Yesterday Brian, Lauren and I were in the Sala Grande participating in a full five minutes of cheers and applause for Anime Nere, in competition here at the Venice Film Festival.
Based on a novel by Gioacchino Criaco and directed by Francesco Munzi, “Black Souls” is being called by some “the new Gomorra”, but Anime Nere’s “not just a mafia movie” and has a more compelling narrative than Garrone’s classic story of Naples’ Camorra. In it, three brothers from a Calabrian crime family see the future of the family’s heroin/goat herding organization in different ways. The interactions are authentic and the dialogue in Calabrian dialect realistic; mafia movie aficionados will find the criminals in Anime Nere satisfying, those who just love a good family drama will be equally drawn in.
If all happy families are all alike, and every unhappy family is unhappy in its own way, then all crime families are cursed in the same way; the circumstances never change for those on the wrong side of law from Brooklyn’s Bed Stuy, drug lords in Columbia, or members of any number of Italian organized crime families. The relationship between brothers, and a boy with his father and uncles in this film are both alike and tragic in its own way.
Living by the sword, Anime Nere’s crime family doesn’t seem to have made its peace with dying by the sword, and curse the police for getting involved in the murder investigations. “You should be ashamed!” The women wail as detectives search their homes. “You should be after the people who did this!”
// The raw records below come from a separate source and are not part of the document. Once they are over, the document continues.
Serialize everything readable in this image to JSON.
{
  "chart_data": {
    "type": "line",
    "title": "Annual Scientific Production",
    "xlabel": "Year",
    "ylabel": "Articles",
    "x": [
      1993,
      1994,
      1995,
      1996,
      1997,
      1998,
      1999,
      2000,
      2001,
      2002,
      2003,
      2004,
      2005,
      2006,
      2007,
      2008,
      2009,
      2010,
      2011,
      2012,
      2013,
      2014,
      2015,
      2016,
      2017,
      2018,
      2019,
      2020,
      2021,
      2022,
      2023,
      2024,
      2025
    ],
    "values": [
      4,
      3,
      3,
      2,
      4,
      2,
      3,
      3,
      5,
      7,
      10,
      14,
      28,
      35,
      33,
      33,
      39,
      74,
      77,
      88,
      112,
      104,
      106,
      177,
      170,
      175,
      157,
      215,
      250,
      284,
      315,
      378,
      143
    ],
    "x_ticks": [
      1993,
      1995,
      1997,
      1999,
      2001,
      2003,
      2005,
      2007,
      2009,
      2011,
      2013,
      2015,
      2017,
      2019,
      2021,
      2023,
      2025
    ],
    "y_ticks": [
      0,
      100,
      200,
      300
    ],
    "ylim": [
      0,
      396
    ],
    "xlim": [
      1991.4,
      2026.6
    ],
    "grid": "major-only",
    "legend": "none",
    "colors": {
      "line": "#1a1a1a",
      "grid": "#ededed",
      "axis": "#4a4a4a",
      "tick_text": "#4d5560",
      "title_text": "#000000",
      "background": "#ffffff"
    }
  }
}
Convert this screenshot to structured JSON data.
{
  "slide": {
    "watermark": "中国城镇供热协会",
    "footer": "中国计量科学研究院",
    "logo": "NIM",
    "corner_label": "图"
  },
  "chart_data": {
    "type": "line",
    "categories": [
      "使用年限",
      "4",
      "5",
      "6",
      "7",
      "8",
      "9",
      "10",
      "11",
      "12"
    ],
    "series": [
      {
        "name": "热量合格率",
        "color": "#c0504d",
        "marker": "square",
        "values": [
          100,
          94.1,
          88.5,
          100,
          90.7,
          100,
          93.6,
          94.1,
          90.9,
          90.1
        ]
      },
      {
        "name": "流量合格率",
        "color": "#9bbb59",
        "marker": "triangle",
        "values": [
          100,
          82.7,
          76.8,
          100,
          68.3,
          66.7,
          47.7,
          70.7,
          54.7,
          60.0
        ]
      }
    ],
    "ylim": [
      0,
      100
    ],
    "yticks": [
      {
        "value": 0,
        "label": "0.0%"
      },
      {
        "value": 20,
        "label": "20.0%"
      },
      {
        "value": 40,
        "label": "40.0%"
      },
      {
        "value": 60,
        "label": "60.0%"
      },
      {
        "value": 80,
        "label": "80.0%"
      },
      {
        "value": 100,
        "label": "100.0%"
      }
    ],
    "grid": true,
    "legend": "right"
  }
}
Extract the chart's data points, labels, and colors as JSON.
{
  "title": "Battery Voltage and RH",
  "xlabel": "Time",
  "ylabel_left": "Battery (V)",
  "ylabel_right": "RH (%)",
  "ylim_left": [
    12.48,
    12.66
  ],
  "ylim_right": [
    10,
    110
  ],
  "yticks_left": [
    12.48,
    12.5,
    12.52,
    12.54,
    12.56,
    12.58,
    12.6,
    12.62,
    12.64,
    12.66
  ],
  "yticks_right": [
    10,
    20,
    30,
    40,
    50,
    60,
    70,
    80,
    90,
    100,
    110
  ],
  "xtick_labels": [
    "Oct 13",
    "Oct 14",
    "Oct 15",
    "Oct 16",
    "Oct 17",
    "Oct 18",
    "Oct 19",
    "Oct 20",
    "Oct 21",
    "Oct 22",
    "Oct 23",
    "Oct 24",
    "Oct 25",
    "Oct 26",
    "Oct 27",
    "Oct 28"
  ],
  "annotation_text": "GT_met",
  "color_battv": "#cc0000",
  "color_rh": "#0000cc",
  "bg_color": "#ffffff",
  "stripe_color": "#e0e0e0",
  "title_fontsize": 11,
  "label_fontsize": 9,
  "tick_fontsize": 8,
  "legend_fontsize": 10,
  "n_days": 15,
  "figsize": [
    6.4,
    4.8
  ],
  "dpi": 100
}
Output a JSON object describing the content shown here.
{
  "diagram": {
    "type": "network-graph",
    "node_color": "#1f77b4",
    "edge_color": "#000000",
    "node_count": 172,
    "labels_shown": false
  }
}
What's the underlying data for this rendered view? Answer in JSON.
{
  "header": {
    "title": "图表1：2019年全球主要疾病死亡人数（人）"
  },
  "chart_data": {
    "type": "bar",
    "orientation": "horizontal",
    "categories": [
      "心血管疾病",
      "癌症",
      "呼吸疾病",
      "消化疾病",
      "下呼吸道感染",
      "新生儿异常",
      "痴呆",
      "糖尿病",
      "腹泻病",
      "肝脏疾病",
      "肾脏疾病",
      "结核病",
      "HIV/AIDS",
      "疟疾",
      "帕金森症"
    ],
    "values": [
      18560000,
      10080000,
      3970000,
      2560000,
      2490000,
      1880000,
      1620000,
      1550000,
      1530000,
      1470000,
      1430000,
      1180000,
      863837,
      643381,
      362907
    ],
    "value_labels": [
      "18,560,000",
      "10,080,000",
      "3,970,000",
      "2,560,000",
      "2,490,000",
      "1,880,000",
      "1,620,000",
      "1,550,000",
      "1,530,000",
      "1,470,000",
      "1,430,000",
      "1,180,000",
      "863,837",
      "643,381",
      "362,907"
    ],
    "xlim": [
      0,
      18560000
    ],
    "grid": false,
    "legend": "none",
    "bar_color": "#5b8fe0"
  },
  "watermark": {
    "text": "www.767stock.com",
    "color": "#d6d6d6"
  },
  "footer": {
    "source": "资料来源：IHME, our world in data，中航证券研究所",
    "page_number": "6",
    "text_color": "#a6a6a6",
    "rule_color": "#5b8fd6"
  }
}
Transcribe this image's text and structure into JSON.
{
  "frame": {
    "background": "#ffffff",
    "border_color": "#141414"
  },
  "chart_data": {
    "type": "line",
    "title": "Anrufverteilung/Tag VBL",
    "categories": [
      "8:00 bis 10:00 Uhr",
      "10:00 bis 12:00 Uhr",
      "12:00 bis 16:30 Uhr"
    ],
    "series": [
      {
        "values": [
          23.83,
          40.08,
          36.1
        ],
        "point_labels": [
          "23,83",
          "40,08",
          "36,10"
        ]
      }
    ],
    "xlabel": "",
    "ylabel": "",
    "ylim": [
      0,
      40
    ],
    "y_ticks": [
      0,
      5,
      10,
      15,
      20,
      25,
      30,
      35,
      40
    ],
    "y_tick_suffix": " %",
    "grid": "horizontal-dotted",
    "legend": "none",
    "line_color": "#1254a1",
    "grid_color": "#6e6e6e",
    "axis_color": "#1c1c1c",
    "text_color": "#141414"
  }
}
“Do you want to tell us who did this?” The police ask, but they already know the answer. Nobody is talking in situations like these.
Filmed in the ancient Calabrian village of Africo, Munzi has done what all good Italian directors do and he’s made use of local talent, using non-professional actors in peripheral roles.
Whether Anime Nere has what it takes to win the Golden Lion is unimportant; it has what it takes for exportation to the United States and Americans should watch for it.